Because it is Abdurraqib, the text is romantic, guided by feeling over fanatical statistics. He finds intimacy as easily in enmity as comradery, and it’s his palpable adoration—for the game, for his friends, for his heroes, and for his home—that carries readers from page to page. Fans of basketball will, no doubt, revel in his nuanced and impassioned relationship to the sport, but those unfamiliar with layups and free throws will be just as compelled by his generous, genius cultural criticism.

Intimacy, Abdurraqib argues, is rooted in attention, and what a gift it is to be scrutinized by this poet-essayist, to be his subject. Innovative and illuminating, There’s Always This Year is a love letter in the fullest sense of the term.


Fan Fiction by Tavi Gevinson


Tavi Gevinson is no stranger to celebrity. Rocketing to stardom as an 11-year-old blogger, she went on to found Rookie Magazine, a formative internet magazine for teenage girls by teenage girls. Her cultural cachet has not diminished as an adult. Gevinson has performed on Broadway and on television, most recently in American Horror Story, and written eruditely for The New Yorker. Along the way, she also befriended one Taylor Alison Swift.

Billed as a “satirical fanzine,” Fan Fiction is a fictionalized account of Gevinson’s friendship with Swift. The 76-page zine is divided into three parts. The first act is a seemingly straightforward essay, a loving dissection of Swift’s songs framed by Gevinson’s experience attending Swift’s blockbuster Eras Tour. The second and third act complicate the first. In part two, “Gevinson” speaks directly and confessionally to the reader, divulging the inception of her fandom for Swift; how a series of generous, well-connected favours led to Zooey Deschanel introducing fans to a pop star; a summer visit; a New York sleepover.



The final act is epistolary: a series of emails and texts between “Tavi,” “Taylor,” and “Tree” (Swift’s publicist, Tree Paine). They are gripping, humorous, and heartbreaking. Gevinson is her most audacious in this finale, unafraid of letting her avatar’s composure unspool. It’s here, while “Tavi” and “Taylor” wrestle for ownership over the story of their friendship, that the text’s ambitious epigraph to Vladimir Nabokov’s Pale Fire—a masterpiece of wild annotations and cannibalistic reverence—pays off.
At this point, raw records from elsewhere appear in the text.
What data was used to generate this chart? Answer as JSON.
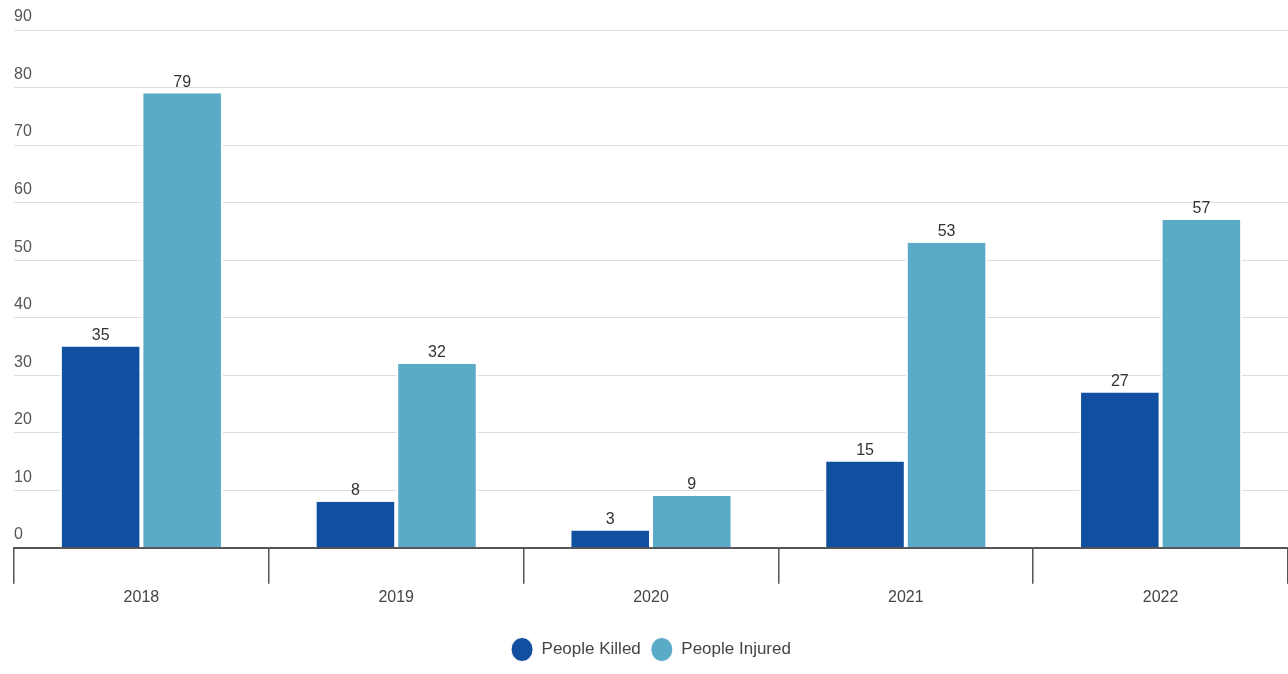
{
  "chart_data": {
    "type": "bar",
    "categories": [
      "2018",
      "2019",
      "2020",
      "2021",
      "2022"
    ],
    "series": [
      {
        "name": "People Killed",
        "color": "#1150a0",
        "values": [
          35,
          8,
          3,
          15,
          27
        ]
      },
      {
        "name": "People Injured",
        "color": "#5aaac8",
        "values": [
          79,
          32,
          9,
          53,
          57
        ]
      }
    ],
    "ylim": [
      0,
      90
    ],
    "yticks": [
      0,
      10,
      20,
      30,
      40,
      50,
      60,
      70,
      80,
      90
    ],
    "grid": "y",
    "legend": "bottom",
    "data_labels": true
  }
}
As with a great Taylor Swift song, one can’t help but speculate where Fan Fiction adheres to and where it deviates from Gevinson’s real life. But Fan Fiction is more than its salacious subject. It is a finely crafted examination of the relationship between artist, fan, and art; the murky boundaries between relatability and projection; and how loving the work can sometimes, despite one’s best efforts, obscure loving the artist. It is a wicked and thoroughly modern romance—a delightful, kinetic read.